F; Yavrum senin bir sıkıntın mı var
H; Yok bitanem ne sıkıntım olacak kocam yanımda, oğlum kucağımda çok şükür sağlığımız yerinde.
F; Evet şükürler olsun bir sıkıntımız yok ama sen bana baktığında gözlerinde aşkı, sevdayı değil üzüntüyü ve kederi görüyorum. Ben mi birşey yaptım.
H; Bitanem çok zor günler geçiriyoruz biliyorsun. Benim üzüntümün sebebi senin yaşadıklarının müsebbibi olmam.
F; Bunlar nasıl sözler yavrum.
H; Ali Rahmet şu yarın ki mevlidi ve bayramı atlatalım sonrasında ben bir süre ayrı kalmak istiyorum oğlumu alıp bağ evine gitmek istiyorum bir süre ayrı kalırsak Çukurova'da da ayrıldığımız konuşulursa Demir'in kulağına gider Demir de sana zarar vermekten vazgeçer.
F; Ben böyle bir şeye izin vermiyorum....
diyip çıkmıştı seradan karı koca tartışırken jandarmalar da Sevda'nın evine gelmislerdi.Jandarmaların geldiğini camdan gören Sevda Demir'i arka kapıdan çıkarıp kaçmasını sağladıktan sonra kapıyı açıp Jandarmaların sorularına yanıt vermiş Demir'i aylardır görmediğini söyleyip göndermişti. Hünkar oğluyla birlikte odasına çekilmiş Fekeli de çalışma odasına çıkmıştı.Akşam yemeği saati geldiğinde Hünkar masada tek başına oturmak zorunda kaldığını görünce Saniye'ye iştahı olmadığını masayı toplamasını söyleyip tekrar odasına çıkmış belki kocası odaya döner ümidiyle duşunu alıp, kokusunu sürüp geceliğini de giyindikten sonra kocasını beklemeye başlamış ama nafile Fekeli odaya gelmemiş odaya gelmediği gibi de evde duramamış ceketini alıp çıkmıştı.Saatler geçip Fekeli odaya gelmeyince Hünkar evde aramış bulamamış askıdaki ceketinin yerinde olmadığını görünce kocasının evde olmadığını anlamış tekrar odasına dönüp oğlunu kendi yataklarına yatırıp yanına uzanmıştı. Fekeli karısının yanlış anlamasını istemediği için konağın etrafından uzaklaşmamış seradaki koltukta oturduğu yerde uyuyakalmıştı.
Mevlid olduğu için erken kalkan Saniye konağa gidecekken seranın kapısının açık olduğunu görünce merak edip bakmak istemiş Fekeli'nin orda uyuyakaldığını görünce hemen koşup hanımına haber vermiş hanımının da gece uyumadığını anlamıştı. Oğlunu yanına alıp kocasının yokluğunu unutmak isteyen Hünkar başarılı olamamış sabaha kadar gözünü kırpmamış şimdi de kocasının serada uyuduğunu öğrenince bir örtü alıp seraya gitmiş uyuyan kocasına sarılıp uyumuştu.
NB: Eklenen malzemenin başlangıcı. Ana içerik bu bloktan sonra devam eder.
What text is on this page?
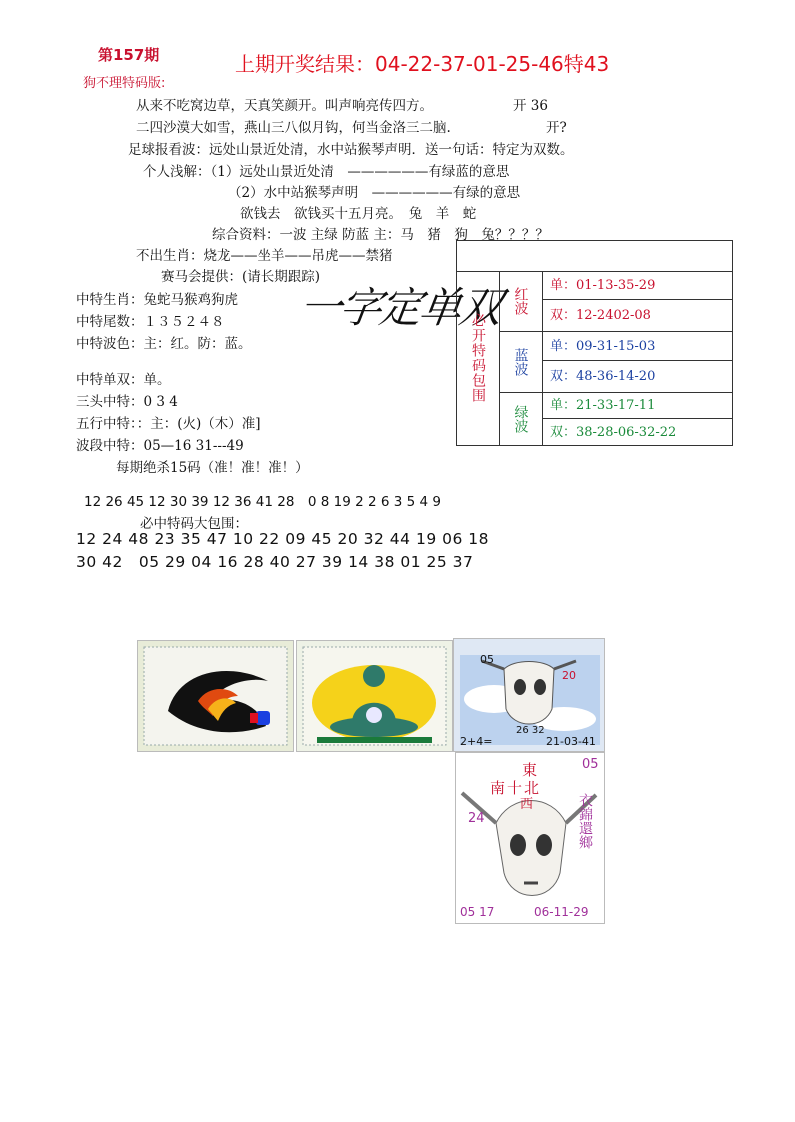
第157期	上期开奖结果：04-22-37-01-25-46特43
狗不理特码版:
从来不吃窝边草，天真笑颜开。叫声响亮传四方。	开 36
二四沙漠大如雪，燕山三八似月钩，何当金洛三二脑.	开?
足球报看波：远处山景近处清，水中站猴琴声明．送一句话：特定为双数。
个人浅解：（1）远处山景近处清　——————有绿蓝的意思
（2）水中站猴琴声明　——————有绿的意思
欲钱去　欲钱买十五月亮。　兔　羊　蛇
综合资料：一波 主绿 防蓝 主：马　猪　狗　兔？？？？
不出生肖：烧龙——坐羊——吊虎——禁猪
赛马会提供：(请长期跟踪)
中特生肖：兔蛇马猴鸡狗虎
中特尾数：１３５２４８
中特波色：主：红。防：蓝。
中特单双：单。
三头中特：0 3 4
五行中特：：主：(火)（木）准]
波段中特：05—16 31---49
每期绝杀15码（准！准！准！）
12 26 45 12 30 39 12 36 41 28　0 8 19 2 2 6 3 5 4 9
必中特码大包围：
12 24 48 23 35 47 10 22 09 45 20 32 44 19 06 18
30 42　05 29 04 16 28 40 27 39 14 38 01 25 37
一字定单双
必开特码包围
红波
单：01-13-35-29
双：12-2402-08
蓝波
单：09-31-15-03
双：48-36-14-20
绿波	单：21-33-17-11
双：38-28-06-32-22
05
20
26 32
2+4=	21-03-41
東
南十北
西
05
24	衣錦還鄉
05 17	06-11-29
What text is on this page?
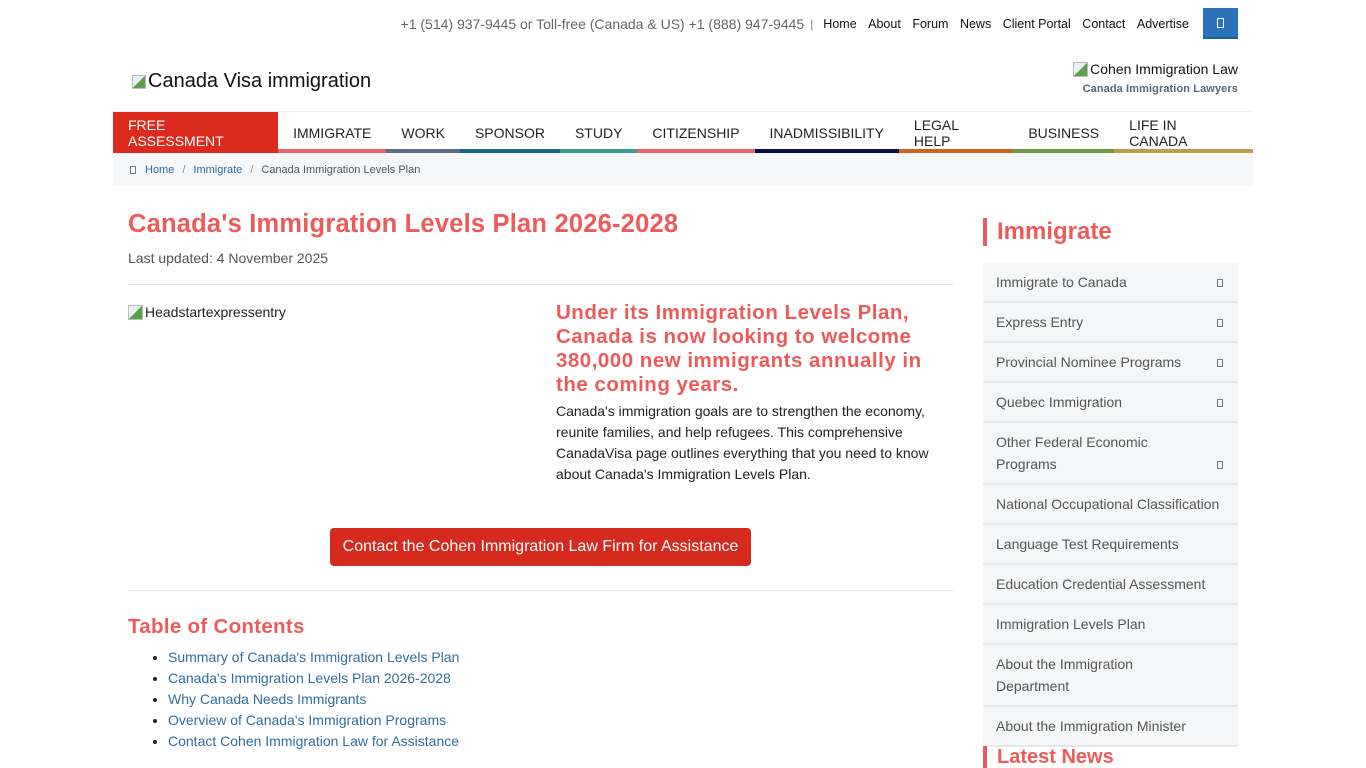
+1 (514) 937-9445 or Toll-free (Canada & US) +1 (888) 947-9445 | Home About Forum News Client Portal Contact Advertise
Canada Visa immigration
Cohen Immigration Law
Canada Immigration Lawyers
FREE ASSESSMENT	IMMIGRATE WORK SPONSOR STUDY CITIZENSHIP INADMISSIBILITY LEGAL HELP	BUSINESS LIFE IN CANADA
Home / Immigrate / Canada Immigration Levels Plan
Canada's Immigration Levels Plan 2026-2028
Last updated: 4 November 2025
Headstartexpressentry	Under its Immigration Levels Plan, Canada is now looking to welcome 380,000 new immigrants annually in the coming years.

Canada's immigration goals are to strengthen the economy, reunite families, and help refugees. This comprehensive CanadaVisa page outlines everything that you need to know about Canada's Immigration Levels Plan.

Contact the Cohen Immigration Law Firm for Assistance
Table of Contents
• Summary of Canada's Immigration Levels Plan
• Canada's Immigration Levels Plan 2026-2028
• Why Canada Needs Immigrants
• Overview of Canada's Immigration Programs
• Contact Cohen Immigration Law for Assistance
Immigrate
Immigrate to Canada
Express Entry
Provincial Nominee Programs
Quebec Immigration
Other Federal Economic Programs
National Occupational Classification
Language Test Requirements
Education Credential Assessment
Immigration Levels Plan
About the Immigration Department
About the Immigration Minister
Latest News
Kahvaltıyı hazırlayan Saniye hanımını çağırmak için yukarıya çıkmış hanımını odada bulamayınca seraya bakmaya gitmişti ikisini de orda uyurken görünce rahatsız etmek istemediği için konağa dönmüştü. Belinin ağrısıyla uyanan Ali Rahmet omuzunda karısının uyuduğunu fark edince hafifçe gülümsemiş rahatsız etmemek için kıpırdamamış ama cebindeki saate bakınca saatin 10 olduğunu görüp karısını öperek uyandırmıştı.
H; Günaydın canım
F; Günaydın bitanem. Senin ne işin var burda bak her yerin tutulmuştur.
H; Sen gece yatağa gelmeyince ben de uyuyamadım Saniye senin burda uyuduğunu söyleyince üzerini örtmek için geldim ama dayanamadım sana sarılıp uyudum.
F; Beni istemeyen sensin Hünkar. Biraz dolaşmak için bahçeye çıktım sonra buraya geldim senin buraya sinen kokunla uyuyakalmışım.
H; Ben seni istemediğimi söylemedim ki.
F; Bir süredir sana dokunmama izin vermiyorsun şimdi de bir süre ayrı kalmak istediğini söylüyorsun bu durumdan ne anlamamı bekliyorsun.
H; Ama dün gece sana unutulmaz bir gece yaşatacaktım.
F; Bir kaç gün sonra beni yalnız bırakıp gideceğin için mi.
H; Hayır yanlış anladın.
F; Tartışmak istemiyorum hadi kahvaltı yapalım hazırlan sen de nerdeyse misafirler gelir.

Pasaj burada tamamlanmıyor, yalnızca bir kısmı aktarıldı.